Mons. Tomasi: mortalità da parto in calo, ma ancora troppe carenze nel sostegno alle
mamme
La mortalità infantile e materna nel mondo è diminuita negli ultimi 20 anni, ma resta
ancora grave il fenomeno. Nel solo 2010, 287 mila donne hanno perso la vita al momento
del parto. Delle misure ancora da prendere si è parlato alla 21.ma sessione del Consiglio
dei diritti umani in corso in questi giorni a Ginevra. Fausta Speranza ha intervistato
l’arcivescovo Silvano Tomasi, osservatore permanente della Santa Sede presso
le nazioni Unite e altri organismi internazionali nella città elvetica:
R. – Il problema
che si pone per la comunità internazionale, che vuole aiutare a risolvere questo problema
della mortalità materna, è quello di creare le circostanze che facilitino il parto
e aiutino la gravidanza in modo che le donne si sentano veramente seguite in questo
momento particolare che è quello che anticipa la nascita di una nuova creatura. Già
nel 1993, la Dichiarazione di Vienna e il suo programma di azione sui diritti umani
affermava che bisogna dare una priorità particolare a ridurre la mortalità infantile
e la mortalità materna. C’è stato progresso in questi vent’anni, però ci sono ancora
difficoltà che sono state messe in luce dall’Alto Commissario delle Nazioni Unite
per i diritti umani: più di 10 milioni di madri soffrono condizioni difficili nel
momento della gravidanza o del parto stesso.

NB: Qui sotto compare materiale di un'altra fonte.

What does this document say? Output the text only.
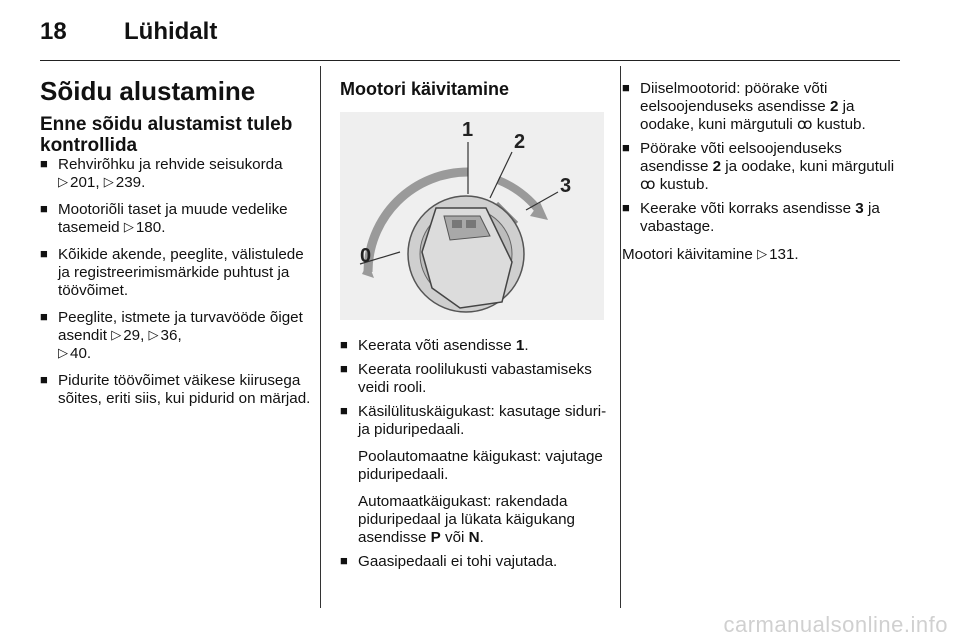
18 Lühidalt
Sõidu alustamine
Enne sõidu alustamist tuleb kontrollida
■ Rehvirõhku ja rehvide seisukorda
▷ 201, ▷ 239.
■ Mootoriõli taset ja muude vedelike tasemeid ▷ 180.
■ Kõikide akende, peeglite, välistulede ja registreerimismärkide puhtust ja töövõimet.
■ Peeglite, istmete ja turvavööde õiget asendit ▷ 29, ▷ 36,
▷ 40.
■ Pidurite töövõimet väikese kiirusega sõites, eriti siis, kui pidurid on märjad.
Mootori käivitamine
0
1
2
3
■ Keerata võti asendisse 1.
■ Keerata roolilukusti vabastamiseks veidi rooli.
■ Käsilülituskäigukast: kasutage siduri- ja piduripedaali.
Poolautomaatne käigukast: vajutage piduripedaali.
Automaatkäigukast: rakendada piduripedaal ja lükata käigukang asendisse P või N.
■ Gaasipedaali ei tohi vajutada.
■ Diiselmootorid: pöörake võti eelsoojenduseks asendisse 2 ja oodake, kuni märgutuli ꝏ kustub.
■ Pöörake võti eelsoojenduseks asendisse 2 ja oodake, kuni märgutuli ꝏ kustub.
■ Keerake võti korraks asendisse 3 ja vabastage.
Mootori käivitamine ▷ 131.
carmanualsonline.info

Per cui, bisogna continuare a lavorare
e fare in modo che ci sia assistenza, che ci siano condizioni igieniche appropriate,
che ci siano, se non medici, almeno persone qualificate che aiutino nell’evitare infezioni,
perdite eccessive di sangue e così via. Bisogna impegnarsi, altrimenti c'è chi usa
questa mancanza di attenzione - e quindi il numero di morti da gravidanza e parto
- come una giustificazione per dire che la soluzione più pratica è quella dell’aborto.
D.
- La Santa Sede raccomanda anche attenzione ai termini con cui si affrontano queste
problematiche, perché?
R. – Perché la terminologia che viene utilizzata - per
esempio, in inglese, “sexual and reproductive health and rights” - implica tacitamente
la giustificazione dell’uso dell’aborto quasi come un diritto umano e come una delle
misure efficaci per garantire la salute della donna. E’ chiaro che la salute della
donna deve essere protetta, ma allo stesso tempo noi diciamo che il valore della vita
è sempre un valore importante e anzi un valore primario, per cui sia la vita della
mamma che la vita del bambino devono essere protette. La tentazione o la tendenza
è di utilizzare certe frasi che possano essere interpretate in una maniera oggettiva,
innocua direi, mentre sono interpretate normalmente, messe in testi anche di un certo
valore legale, come una porta che garantisce l’accesso all’aborto.